Meine Reaktionen auf die Einsendungen waren sehr unterschiedlich: Ich habe bei vielen Antworten Gänsehaut bekommen. Auch aus den Stimmen der Frauen war rauszuhören, wie schwer es ihnen fällt, darüber zu sprechen — und dies auch mit Personen aus anderen Ländern zu teilen. Sie haben gewusst, dass ich aus Deutschland bin und die Situation hier anders ist. Das trifft mich schon hart.
schauinsblau: Du hast Kanada jetzt eher als positives Beispiel hervorgehoben, welches Land hat dich denn am meisten erschrocken oder wo warst du am meisten überrascht, dass die Regelungen so sind?
Gianna Formicone: Das waren Länder aus Südamerika, Bolivien fällt mir als Beispiel ein. Dann waren auch die USA dabei, ich glaube es war Texas. Die dortige Situation wurde in den letzten Monaten heiß diskutiert. Auch Indonesien und Polen haben mich überrascht. Das waren die Beispiele, die mir am negativsten aufgefallen sind.
schauinsblau: Danke, dass du mit uns über dieses Projekt gesprochen hast. Woran arbeitest du gerade?

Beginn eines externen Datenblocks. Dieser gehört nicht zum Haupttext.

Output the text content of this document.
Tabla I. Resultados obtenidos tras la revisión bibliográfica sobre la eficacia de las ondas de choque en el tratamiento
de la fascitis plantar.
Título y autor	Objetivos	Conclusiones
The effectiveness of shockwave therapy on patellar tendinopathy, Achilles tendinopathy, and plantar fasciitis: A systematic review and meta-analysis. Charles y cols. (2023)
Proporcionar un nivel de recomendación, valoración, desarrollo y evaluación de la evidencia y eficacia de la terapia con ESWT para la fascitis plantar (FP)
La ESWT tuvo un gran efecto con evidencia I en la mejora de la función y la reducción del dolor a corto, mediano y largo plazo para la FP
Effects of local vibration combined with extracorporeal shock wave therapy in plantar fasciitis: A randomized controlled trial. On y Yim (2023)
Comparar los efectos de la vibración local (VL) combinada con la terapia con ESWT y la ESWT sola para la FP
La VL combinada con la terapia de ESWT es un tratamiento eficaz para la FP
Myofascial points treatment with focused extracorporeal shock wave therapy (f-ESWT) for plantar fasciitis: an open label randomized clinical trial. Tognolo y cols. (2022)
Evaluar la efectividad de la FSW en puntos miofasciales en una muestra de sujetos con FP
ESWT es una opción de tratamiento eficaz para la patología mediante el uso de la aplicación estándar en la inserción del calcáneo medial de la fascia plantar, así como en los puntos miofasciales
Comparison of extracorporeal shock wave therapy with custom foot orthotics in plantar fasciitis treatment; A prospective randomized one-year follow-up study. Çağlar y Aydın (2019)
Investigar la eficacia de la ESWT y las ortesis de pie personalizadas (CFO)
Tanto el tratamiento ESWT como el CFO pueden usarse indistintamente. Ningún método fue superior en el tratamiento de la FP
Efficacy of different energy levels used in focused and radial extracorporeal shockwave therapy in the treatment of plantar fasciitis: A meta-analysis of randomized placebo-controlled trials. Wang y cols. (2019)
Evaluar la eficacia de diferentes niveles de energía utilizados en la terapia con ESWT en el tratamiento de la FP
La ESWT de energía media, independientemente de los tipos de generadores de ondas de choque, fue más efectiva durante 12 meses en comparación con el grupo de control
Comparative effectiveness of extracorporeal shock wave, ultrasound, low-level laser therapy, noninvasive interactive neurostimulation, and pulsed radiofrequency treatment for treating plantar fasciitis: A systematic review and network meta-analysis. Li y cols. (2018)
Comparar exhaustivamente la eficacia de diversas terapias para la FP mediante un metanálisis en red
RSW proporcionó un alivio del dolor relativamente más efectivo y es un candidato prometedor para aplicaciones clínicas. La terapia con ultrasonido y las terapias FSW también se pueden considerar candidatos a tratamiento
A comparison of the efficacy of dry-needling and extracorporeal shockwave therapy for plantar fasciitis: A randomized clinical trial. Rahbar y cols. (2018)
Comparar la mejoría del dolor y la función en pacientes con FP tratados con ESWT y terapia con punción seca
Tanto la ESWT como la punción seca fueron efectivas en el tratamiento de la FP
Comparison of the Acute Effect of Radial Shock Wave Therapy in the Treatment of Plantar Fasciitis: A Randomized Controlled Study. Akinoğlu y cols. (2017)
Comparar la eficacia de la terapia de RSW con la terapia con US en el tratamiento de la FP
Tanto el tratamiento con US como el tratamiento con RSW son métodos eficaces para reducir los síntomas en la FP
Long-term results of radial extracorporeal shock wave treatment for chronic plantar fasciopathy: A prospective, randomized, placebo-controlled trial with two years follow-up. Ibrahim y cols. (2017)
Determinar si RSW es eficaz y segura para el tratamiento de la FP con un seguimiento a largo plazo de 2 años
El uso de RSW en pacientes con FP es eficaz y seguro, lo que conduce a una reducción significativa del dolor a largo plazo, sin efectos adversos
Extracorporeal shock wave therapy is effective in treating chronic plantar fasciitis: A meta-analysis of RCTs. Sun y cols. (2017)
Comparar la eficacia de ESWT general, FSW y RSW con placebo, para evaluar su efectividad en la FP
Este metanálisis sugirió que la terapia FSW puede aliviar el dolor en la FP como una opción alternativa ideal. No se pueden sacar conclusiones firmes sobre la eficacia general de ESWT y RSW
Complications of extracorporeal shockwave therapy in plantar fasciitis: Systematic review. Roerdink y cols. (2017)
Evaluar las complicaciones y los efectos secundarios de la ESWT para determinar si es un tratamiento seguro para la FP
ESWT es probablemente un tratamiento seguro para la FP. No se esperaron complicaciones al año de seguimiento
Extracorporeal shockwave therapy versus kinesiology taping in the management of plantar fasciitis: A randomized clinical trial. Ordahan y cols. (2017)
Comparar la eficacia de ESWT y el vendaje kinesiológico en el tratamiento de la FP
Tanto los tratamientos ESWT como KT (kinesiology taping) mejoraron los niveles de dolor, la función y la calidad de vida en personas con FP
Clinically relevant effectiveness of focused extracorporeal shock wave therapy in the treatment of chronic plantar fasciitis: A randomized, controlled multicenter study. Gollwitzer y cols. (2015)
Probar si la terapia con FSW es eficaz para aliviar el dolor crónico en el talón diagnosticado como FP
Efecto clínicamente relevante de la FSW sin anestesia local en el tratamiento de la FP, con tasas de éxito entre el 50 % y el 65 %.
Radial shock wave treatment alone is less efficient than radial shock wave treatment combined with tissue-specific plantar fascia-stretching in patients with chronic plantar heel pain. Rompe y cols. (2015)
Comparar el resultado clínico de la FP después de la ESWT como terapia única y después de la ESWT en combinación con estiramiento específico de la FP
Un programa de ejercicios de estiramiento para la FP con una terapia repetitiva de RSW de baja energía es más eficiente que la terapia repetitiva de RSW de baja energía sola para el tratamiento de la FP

Gianna Formicone: Gerade beschäftige ich mich mit drei Projekten. Eins ist im Rahmen des Brechtfestivals. Da arbeite ich mit bluespots an einem Live Audiowalk zum Buch Flüchtlingsgespräche von Brecht. Mitte April habe ich eine Premiere im Sensemble Theater, Genannt Gospodin von Philip Löhle, und dann mache ich ein Projekt zum Thema ‚Grenzensuche‘. Das ist allein von performic, das heißt, hier bin ich ganz auf mich gestellt. Als Grundlage des Projekts dient Die Gemeinschaft von Kafka sowie Gedichte von Paul Celan. Dieses Projekt werde ich wieder international gestalten. Das Ganze vereint auch verschiedene Sparten: Musik, Tanz, Gesang und Schauspiel kommen dort zusammen. Da steht mir ein langer Weg bis November bevor. Es ist noch ganz viel Arbeit, aber ich freue mich sehr darauf.